Le salon Solutrans 2017 a mis en lumière la volonté de l’ensemble des acteurs de l’entretien réparation d’agréger une offre pièces multiples dans une logique de one stop shop qui abat les prés carrés traditionnels du marché…

Le salon Solutrans a fermé ses portes sur un excellent bilan, tant en termes de visitorat (48 240 visiteurs, soit +34%) que de volume d’affaires servi par 610 exposants et sociétés représentées (+30%). Toutefois, au-delà du faste de la manifestation réunissant l’ensemble d’une filière des constructeurs aux transporteurs en passant par les équipementiers les réseaux indépendants, ce cru 2017 a définitivement permis de constater qu’à l’image du véhicule léger, les cloisons étanches – réelles ou supposées- entre après-vente constructeur et indépendante volent en éclat les unes après les autres.

A l’heure où les ventes VN, si elles repartent à la hausse, ne retrouvent pas les niveaux de 2008 (le marché a vu s’évaporer grosso modo 10 000 ventes annuelles) la rentabilité des affaires passe, comme en VL, par l’après-vente.

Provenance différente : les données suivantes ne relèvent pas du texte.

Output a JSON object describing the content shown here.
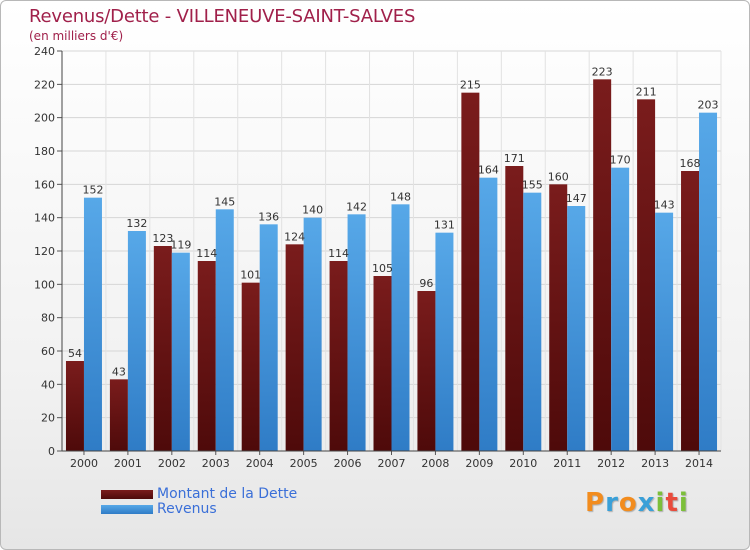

Et si les premiers signaux ne datent pas d’hier, cette édition 2017 est venue confirmer que la guerre commerciale est désormais totale : sur la pièce équipementière et MDD, sur le tracteur récent ou plus âgé comme sur la remorque. Et même sur la pièce d’origine !

Réseaux de marque : vers le multimarquisme

Augmenter le trafic à l’atelier passe chez les constructeurs par la généralisation de contrats d’entretien adossés à la vente de véhicule. Avec l’arrivée des gammes Euro 6, ce type de service a réellement percé et 30% des VN toutes marques confondues sont aujourd’hui associée à un contrat de service (extension de garantie et/ou contrat d’entretien).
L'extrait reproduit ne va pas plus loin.